Hi, my name Jasmine and I can relate to your situation being a teenager and going through a rough time. As a teenager it becomes tough to transition into adulthood. I’m always being questioned about my weight. When people meet me the first thing they say is “Do you eat” or “Do your parents feed you”? I’m tall, skinny, and I have long legs so people assume because I’m small I don’t eat. I’ve always been thin, even as a child. People are constantly uncomfortable in their own bodies and the threat of others makes it hard to feel fully confident. As a future educator I believe that self determination, hard work, and having a positive attitude are the keys to managing bullying or even a learning disability.

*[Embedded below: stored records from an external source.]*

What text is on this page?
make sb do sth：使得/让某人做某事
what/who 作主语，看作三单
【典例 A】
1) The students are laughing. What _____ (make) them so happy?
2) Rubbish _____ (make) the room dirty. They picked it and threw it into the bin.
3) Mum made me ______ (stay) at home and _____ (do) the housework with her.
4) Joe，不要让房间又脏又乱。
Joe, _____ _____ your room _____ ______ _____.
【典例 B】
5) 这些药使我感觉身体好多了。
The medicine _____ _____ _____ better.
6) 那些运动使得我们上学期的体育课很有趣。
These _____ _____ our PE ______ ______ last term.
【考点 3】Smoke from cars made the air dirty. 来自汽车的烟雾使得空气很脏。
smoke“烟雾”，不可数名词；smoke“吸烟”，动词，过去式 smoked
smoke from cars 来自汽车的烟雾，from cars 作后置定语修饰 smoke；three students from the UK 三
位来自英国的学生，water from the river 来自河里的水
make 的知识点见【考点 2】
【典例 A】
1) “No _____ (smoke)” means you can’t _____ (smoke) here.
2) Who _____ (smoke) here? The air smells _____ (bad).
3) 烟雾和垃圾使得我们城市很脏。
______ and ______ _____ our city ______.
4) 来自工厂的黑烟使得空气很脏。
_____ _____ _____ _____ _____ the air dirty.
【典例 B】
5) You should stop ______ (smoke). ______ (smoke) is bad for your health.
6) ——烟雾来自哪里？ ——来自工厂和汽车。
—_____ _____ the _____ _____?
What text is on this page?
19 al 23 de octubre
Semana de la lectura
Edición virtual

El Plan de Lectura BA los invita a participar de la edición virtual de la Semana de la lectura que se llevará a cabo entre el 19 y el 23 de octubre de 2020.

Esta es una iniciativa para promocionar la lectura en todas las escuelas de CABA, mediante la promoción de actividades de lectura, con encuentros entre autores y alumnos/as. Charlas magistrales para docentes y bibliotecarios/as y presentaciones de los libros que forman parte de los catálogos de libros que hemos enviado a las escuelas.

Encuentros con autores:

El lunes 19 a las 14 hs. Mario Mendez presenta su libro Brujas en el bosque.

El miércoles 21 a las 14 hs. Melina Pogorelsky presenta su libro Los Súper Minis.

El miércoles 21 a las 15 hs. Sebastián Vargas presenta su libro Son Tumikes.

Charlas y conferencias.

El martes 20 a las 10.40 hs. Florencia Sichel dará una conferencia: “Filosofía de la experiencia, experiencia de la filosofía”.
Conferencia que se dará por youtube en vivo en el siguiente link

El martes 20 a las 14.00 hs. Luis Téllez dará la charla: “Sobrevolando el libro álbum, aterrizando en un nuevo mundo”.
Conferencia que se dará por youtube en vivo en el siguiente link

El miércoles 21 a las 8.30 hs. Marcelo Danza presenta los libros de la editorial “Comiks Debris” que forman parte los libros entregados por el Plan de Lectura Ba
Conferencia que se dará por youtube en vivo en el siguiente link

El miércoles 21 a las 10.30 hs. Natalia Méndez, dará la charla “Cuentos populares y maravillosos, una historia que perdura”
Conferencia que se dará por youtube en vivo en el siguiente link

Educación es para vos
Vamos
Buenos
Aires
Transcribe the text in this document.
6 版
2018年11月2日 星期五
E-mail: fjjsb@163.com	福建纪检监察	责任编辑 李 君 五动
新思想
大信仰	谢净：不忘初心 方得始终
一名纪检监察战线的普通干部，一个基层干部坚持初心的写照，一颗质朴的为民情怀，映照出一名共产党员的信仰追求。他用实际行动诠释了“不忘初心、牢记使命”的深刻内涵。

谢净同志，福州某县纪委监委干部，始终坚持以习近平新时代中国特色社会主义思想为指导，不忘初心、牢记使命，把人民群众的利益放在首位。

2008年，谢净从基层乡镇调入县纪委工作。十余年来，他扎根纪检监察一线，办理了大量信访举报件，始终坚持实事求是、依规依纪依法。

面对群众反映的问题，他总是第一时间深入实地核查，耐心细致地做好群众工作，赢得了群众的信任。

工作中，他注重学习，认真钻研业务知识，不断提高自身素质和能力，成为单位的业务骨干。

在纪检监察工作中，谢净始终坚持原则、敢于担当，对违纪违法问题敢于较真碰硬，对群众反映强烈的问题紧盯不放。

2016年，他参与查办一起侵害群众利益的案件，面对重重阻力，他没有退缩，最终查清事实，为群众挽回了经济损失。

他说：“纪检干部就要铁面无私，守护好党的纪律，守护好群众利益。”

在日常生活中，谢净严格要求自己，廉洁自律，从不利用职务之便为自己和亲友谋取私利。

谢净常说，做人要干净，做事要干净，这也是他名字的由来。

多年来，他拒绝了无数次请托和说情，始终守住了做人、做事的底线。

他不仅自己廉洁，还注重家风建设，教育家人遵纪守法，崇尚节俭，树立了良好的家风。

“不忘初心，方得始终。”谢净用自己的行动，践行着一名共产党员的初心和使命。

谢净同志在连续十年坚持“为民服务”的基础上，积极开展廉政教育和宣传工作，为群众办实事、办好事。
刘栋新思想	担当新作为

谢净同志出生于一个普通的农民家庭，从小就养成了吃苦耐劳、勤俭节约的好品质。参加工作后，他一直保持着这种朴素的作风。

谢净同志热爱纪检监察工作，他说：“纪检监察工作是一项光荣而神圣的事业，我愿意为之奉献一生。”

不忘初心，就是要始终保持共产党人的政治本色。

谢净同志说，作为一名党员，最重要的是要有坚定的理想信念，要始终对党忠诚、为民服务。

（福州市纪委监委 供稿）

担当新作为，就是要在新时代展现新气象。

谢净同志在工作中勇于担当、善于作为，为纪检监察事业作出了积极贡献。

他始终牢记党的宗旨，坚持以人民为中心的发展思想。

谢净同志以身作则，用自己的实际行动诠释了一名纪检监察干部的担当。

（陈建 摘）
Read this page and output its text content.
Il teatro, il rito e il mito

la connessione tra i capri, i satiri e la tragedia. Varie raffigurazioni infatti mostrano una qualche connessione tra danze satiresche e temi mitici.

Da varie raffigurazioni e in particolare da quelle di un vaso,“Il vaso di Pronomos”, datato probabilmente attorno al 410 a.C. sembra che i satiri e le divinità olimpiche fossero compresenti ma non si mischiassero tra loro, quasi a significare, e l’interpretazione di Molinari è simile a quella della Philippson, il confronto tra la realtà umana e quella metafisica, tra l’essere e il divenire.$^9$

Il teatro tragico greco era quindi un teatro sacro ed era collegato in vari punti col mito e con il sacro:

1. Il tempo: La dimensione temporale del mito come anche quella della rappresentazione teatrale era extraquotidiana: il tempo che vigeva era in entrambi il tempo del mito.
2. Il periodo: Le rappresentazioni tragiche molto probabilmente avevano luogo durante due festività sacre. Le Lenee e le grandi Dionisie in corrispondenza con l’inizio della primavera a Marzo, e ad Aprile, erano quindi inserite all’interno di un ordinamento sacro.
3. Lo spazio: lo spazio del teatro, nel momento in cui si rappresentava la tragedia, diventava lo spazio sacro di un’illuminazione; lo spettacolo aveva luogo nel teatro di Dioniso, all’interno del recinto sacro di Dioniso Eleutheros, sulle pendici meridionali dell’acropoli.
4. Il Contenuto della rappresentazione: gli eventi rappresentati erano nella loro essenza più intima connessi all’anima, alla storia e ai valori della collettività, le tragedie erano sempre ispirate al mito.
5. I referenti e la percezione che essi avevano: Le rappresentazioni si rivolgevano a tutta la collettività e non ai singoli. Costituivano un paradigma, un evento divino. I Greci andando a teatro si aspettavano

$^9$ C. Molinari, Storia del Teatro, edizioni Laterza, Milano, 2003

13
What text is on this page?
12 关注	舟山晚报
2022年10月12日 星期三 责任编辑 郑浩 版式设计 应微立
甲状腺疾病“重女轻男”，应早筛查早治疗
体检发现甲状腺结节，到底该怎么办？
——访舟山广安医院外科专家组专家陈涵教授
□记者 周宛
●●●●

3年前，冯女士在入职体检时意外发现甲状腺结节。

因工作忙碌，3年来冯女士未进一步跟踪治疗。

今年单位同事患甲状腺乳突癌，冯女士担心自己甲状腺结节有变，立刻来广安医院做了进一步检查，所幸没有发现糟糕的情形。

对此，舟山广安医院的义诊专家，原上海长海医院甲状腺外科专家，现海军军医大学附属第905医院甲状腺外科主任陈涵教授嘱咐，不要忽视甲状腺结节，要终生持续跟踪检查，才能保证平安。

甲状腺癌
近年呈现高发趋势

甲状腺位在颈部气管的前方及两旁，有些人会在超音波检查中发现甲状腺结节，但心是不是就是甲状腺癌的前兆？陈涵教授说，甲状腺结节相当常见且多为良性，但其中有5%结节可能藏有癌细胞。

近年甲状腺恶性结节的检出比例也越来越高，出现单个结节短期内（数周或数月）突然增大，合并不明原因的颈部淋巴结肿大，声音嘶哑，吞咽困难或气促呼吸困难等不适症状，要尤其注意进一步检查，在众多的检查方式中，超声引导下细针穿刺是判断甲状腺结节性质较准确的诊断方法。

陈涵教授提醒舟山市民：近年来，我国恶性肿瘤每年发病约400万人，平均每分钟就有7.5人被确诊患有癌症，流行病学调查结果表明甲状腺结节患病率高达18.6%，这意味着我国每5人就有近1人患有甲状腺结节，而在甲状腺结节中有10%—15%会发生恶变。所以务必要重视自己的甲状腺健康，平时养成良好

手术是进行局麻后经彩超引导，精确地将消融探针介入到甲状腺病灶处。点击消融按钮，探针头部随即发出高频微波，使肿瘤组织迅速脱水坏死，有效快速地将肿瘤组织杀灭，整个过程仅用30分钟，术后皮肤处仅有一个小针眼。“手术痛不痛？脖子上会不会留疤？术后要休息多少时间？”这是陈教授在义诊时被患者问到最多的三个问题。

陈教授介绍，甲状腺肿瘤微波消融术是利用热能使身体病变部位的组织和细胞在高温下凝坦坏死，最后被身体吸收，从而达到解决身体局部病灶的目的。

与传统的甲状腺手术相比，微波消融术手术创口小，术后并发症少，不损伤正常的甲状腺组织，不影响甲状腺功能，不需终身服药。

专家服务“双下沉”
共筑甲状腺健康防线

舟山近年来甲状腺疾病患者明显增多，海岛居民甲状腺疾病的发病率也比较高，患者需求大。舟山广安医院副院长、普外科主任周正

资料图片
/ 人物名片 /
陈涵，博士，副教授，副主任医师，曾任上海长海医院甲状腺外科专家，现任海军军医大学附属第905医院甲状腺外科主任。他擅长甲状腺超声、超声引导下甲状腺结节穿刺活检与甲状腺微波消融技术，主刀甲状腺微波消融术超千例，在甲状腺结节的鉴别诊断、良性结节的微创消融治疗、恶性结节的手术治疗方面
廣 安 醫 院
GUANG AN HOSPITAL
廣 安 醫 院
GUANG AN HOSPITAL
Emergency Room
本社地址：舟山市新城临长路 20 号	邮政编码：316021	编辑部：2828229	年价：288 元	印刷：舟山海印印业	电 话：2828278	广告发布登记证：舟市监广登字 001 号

Hi, I know what you are saying. I have poland syndrome I’m 53 now and I can see as I get older that it gets harder for me to do things. It was hard when I was younger I was always wondering if people are noticing. I wear bigger shirts to hide my chest cause I didnt want people to see any difference. It took from the time I was born until I was 18 years old for me to find a doctor to help me and then they didn’t know what it was. I’ve had 2 surgeries on my chest since then. I just had 1 last year. I hope the best for you and don’t let people bother you about any of it. Thanks for sharing sometimes people feel alone when they think they are the only one that has something like this.
I can relate to it , the moment I found out that it’s a real problem with a real name, I felt I can be relieved from my doubts and worries. I can’t wear T shirts or slim fit shirts , so baggy shirts are the only attire that I flaunt . But still , I am happy with my body !!